Proc Natl Acad Sci U S A. 1998 Mar 3;95(5):2302-6. doi: 10.1073/pnas.95.5.2302.
Mutations in BRCA1 are present in 45% of families that segregate with susceptibility for breast cancer and in 80-90% of families with both breast and ovarian cancer. Here we report that BRCA1 stimulates artificial and genomic promoter constructs containing p53-responsive elements. This activity of BRCA1 depends on the presence of wild-type p53, which was shown by using mouse fibroblasts expressing temperature-sensitive forms of p53, or p53(+/+) and p53(-/-) fibroblasts obtained from p53 knockout mice. Furthermore, mutant forms of BRCA1 lacking the C-terminal second BRCA1 C-terminal (BRCT) domain showed reduced p53-mediated transcriptional activation. Finally, we found that BRCA1 coimmunoprecipitates with p53, in vitro and in vivo. These findings suggest a function of BRCA1 as a p53 coactivator.

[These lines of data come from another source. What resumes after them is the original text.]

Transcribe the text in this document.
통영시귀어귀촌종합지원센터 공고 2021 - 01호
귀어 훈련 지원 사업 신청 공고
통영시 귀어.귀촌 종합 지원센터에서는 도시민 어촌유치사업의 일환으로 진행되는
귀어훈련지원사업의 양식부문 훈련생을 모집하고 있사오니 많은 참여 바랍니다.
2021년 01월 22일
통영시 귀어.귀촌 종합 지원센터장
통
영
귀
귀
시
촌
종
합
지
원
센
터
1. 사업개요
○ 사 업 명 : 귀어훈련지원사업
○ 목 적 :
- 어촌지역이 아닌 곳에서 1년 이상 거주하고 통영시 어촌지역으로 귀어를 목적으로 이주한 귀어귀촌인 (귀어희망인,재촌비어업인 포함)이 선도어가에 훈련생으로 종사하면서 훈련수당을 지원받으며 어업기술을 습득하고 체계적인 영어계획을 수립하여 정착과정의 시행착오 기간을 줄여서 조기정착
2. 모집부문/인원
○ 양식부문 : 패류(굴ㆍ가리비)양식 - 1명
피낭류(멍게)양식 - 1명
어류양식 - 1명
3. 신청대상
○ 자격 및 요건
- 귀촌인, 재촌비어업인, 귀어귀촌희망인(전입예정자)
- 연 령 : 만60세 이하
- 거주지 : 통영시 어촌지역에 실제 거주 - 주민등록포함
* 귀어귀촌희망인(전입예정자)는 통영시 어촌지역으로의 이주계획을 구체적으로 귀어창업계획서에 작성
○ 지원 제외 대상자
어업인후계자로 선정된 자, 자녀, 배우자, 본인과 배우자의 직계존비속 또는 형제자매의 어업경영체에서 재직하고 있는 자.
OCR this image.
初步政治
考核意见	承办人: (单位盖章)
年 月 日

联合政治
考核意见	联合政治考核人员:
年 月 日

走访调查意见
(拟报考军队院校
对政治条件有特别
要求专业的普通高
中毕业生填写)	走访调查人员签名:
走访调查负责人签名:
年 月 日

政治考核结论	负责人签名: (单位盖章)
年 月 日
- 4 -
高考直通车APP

在与乳腺癌易感性相关的家族中,45%存在BRCA1突变;在同时患有乳腺癌和卵巢癌的家族中,80 - 90%存在BRCA1突变。在此我们报告,BRCA1可刺激含有p53反应元件的人工和基因组启动子构建体。BRCA1的这种活性依赖于野生型p53的存在,这一点通过使用表达温度敏感型p53的小鼠成纤维细胞,或从p53基因敲除小鼠获得的p53(+/+)和p53(-/-)成纤维细胞得以证实。此外,缺乏C末端第二个BRCA1 C末端(BRCT)结构域的BRCA1突变形式显示出p53介导的转录激活作用减弱。最后,我们发现BRCA1在体外和体内均能与p53进行共免疫沉淀。这些发现提示BRCA1具有作为p53共激活因子的功能。